Köşe yazarları artık gazetelerdeki alanları birer idam sehpası niyetine kullanıyor. Alıntıladığım cümlesinde de gördüğünüz gibi Sözcü gazetesi köşe yazarı Mehmet Türker'de adaşından bahsederken aynı bir cellat edası ile davranmış. Bir hor görme ki örneğine zor rastlarsınız. Meğer kööşe yazarının kendisi, 
-Bu topraklarda doğup büyüyen ,
-54 yıl boşuna gazeteci ve yönetici,
-  Türkiye Gazeteciler Cemiyeti ve Türkiye Gazeteciler Sendikası'ndan ödüller alan, 
-2015 Burhan Felek Basın Hizmet Ödülü'ne layık görülen,
Fenerbahçe Kulübü'nün eski yelkencisi iken , 
"1989 yılında Türkiye'ye gelmiş, 1950 Kırcaali doğumlu Türk asıllı Bulgar göçmeni gazeteci (?) yazar" da kimmiş(!) 
Aslında Vikipedi'de, "Türk asıllı Bulgaristan göçmeni gazeteci yazar" ibaresi bulunuyor ama meşhur köşe yazarımız(!) Jivkov rejimini baz alırcasına değişiklikte bulunmuş.

Ben Şumnuluyum. Şehrimizde bulunan Tombul camisini yaptıran Şerif Halil Paşa'nın hikayesini çoğunuz bilirsiniz:
 
Eski zamanların birinde bir köyde bir baba bir gün oğluna bir sebepten dolayı çok kızar ve 'Senden adam olmaz' diyerek azarlar.  Bu söze çok kırılan çocuk dönemin ilim ve kültür merkezi olan İstanbul'a gider, uzun bir ilim tahsilinden sonra paşa (vali) olur. Dönemin idaresi tarafından Şumnu'ya tayin olunur. Paşa Şumnu'ya gelir gelmez askerlerine babasını alıp getirmelerini emreder. Askerler Paşa'nın yaşlı babasını apar topar getirip Paşa'nın huzuruna çıkarırlar. Paşa babasına kendisini tanıyıp tanımadığını sorar. Baba ise tanıdığını söyler. 
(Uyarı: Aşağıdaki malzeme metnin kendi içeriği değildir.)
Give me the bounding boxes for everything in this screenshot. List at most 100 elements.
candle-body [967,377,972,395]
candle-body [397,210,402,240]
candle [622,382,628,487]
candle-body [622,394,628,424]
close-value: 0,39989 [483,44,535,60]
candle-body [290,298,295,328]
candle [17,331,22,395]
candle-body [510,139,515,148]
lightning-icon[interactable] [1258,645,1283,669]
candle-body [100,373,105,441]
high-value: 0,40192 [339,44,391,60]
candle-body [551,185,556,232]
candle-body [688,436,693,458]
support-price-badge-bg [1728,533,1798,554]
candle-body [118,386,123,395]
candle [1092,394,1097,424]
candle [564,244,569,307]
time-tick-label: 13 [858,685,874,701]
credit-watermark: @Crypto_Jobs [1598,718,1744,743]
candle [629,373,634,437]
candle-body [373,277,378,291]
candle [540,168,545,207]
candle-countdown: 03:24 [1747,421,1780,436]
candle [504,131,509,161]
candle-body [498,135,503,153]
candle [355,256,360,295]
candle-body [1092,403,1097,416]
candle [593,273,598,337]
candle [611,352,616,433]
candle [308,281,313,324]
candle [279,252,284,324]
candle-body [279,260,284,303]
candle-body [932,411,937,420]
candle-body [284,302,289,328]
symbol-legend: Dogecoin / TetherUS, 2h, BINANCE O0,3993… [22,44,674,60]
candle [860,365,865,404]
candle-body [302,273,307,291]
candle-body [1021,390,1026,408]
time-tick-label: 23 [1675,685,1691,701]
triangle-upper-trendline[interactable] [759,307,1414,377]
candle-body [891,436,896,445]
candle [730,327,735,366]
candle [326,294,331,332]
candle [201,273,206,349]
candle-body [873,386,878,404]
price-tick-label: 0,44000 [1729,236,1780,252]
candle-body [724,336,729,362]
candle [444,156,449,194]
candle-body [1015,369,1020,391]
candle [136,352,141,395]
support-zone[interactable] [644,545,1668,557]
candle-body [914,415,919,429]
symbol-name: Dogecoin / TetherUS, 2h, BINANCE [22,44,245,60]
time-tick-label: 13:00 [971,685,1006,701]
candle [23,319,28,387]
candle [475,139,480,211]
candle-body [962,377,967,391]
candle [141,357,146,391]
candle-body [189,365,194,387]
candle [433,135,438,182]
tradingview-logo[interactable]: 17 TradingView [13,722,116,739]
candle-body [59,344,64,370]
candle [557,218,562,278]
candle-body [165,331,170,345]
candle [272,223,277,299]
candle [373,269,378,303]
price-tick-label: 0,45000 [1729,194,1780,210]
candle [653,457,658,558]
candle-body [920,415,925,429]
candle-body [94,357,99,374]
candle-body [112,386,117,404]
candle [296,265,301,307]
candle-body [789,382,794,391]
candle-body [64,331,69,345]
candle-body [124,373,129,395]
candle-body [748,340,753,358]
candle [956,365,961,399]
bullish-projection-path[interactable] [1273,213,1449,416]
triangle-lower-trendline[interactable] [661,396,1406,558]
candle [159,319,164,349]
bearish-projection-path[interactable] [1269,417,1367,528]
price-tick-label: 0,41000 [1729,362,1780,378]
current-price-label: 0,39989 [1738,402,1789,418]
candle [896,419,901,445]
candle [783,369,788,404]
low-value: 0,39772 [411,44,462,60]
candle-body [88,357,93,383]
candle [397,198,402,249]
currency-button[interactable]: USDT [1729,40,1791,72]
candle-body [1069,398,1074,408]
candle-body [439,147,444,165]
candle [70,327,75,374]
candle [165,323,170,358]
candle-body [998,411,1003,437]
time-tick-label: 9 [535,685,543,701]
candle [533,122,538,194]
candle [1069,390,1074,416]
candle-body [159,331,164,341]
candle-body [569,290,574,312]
Paşa: "Sen bana küçükken çok kızmış ve senden adam olmaz demiştin. Bak ben okudum ve paşa oldum" der. 
Baba ise oğluna, "Ben sana paşa olamazsın demedim, adam olamazsın dedim. Sen yine de adam olamamışsın. Eğer adam olsaydın yaşlı babanı ayağına getirtmez kendin babanın yanına gelirdin" sözleri ile cevap verir. 

Bu hikayeden yola çıkarsak Sözcü gazetesi köşe yazarı Mehmet Türker yukarıda saymış olduğu tüm özelliklere sahip olurken insanlığı unuttuğu kanaatine varabiliriz. Şu yazı yazılmamış olsa dahi Bulgaristan göçmeni yazar Mehmet Türker, gerek öğretmen olarak insanlığa sağladığı fayda ile, gerek kitapları ile ("Zülmün Ateş Çemberi: Belene",  "Gölgedeki Kahraman","Kalem Kılıçlaşınca","Bozgun Zamanı","Hazanda Son Yolculuğu" ,"Bozgundan Sonra" , "Vatan yasak Özgürlük Uzak" ,"Beyaz Ölüm" ) , gerekse de İNSANLIĞI ile adaşından çok daha üst bir mertebededir.  Ve adaşı da az buçuk yürek taşıyorsa kendisine bu hakkı teslim etmek zorundadır!